Okja is a strange film in terms of its story (large pig-like creature running around Korea and New York) but it was the combination of the strange aspects of the script that Hyun-Ahn was first attracted to. She said:

“When I first read the script, I felt this was a very creative and strange film with aspects that might not naturally come together would create a harmony in a very interesting way. Mija is not just a typical ‘girly-girl’ and Okja is not a typical ‘scary’ creature and that odd mutual harmony that Bong created made me really want to do it.”

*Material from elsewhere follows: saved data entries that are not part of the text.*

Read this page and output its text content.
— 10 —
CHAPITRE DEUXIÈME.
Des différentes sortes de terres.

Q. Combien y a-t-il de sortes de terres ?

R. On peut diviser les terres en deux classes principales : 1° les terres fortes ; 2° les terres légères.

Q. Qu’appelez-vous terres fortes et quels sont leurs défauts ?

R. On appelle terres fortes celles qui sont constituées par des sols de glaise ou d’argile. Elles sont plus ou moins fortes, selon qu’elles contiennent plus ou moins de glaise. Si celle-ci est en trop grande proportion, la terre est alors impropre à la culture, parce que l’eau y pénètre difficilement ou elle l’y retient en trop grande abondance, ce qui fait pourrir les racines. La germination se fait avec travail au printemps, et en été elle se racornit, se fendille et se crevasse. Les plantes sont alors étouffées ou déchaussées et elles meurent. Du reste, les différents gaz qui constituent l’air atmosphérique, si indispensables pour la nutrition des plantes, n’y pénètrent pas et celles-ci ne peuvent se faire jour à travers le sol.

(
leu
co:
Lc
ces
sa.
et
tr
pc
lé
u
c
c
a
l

Visually, Okja is a wonder and not least the creature itself – a looming, large figure, it was a huge challenge for Joon-Ho and his team both figuring out how the actors would integrate and act with only small reference points but also how Okja would look once the computer wizards started work. Thankfully, they had the help of the same CGI genius’ who helped bring Life of Pi to the screen. Joon-Ho says:

“It was really challenging because we had to create a very strong bond between Okja and Mija, an intimacy. Usually, it’s a big creature attacking a city but here they sleep together and always touching so that was the most challenging part for me and Eric de Boer (effects supervisor). He did the effects for Charlie Parker in Life of Pi – he’s a genius and for 24 hours he is thinking about animals, he knows every small part of Okja, from the skeleton, the muscles and skin and he’s like an actor himself because he is able to create so many subtle nuances of emotion from Okja through the movie and that’s all him. We had a reference puppet that’s made of sponge and fiberglass that replicated Okja, the same size, and everything.”

Seo Hyun-Ahn and Bong Joon-Ho - Okja

Despite acting alongside a “fake” Okja, which she does phenomenally well, Hyun-Ahn spends a lot of the film running to save Okja before she is set upon by the evil corporation intent on using her against Mija’s will. She’s certainly an energetic presence in real-life too and when asked about giving Tom Cruise a “run” for his money in the sprinting stakes, the actress says the hard running she left to the stunt people, saying:

“I went to action school months before shooting to practice. I practiced a lot but on set I only did a little bit of the running but there was a very steep cement hill that I had to run down which was really difficult but thankfully I didn’t have to do any of the really hard running!”

Okja arrives on Netflix on June 28th.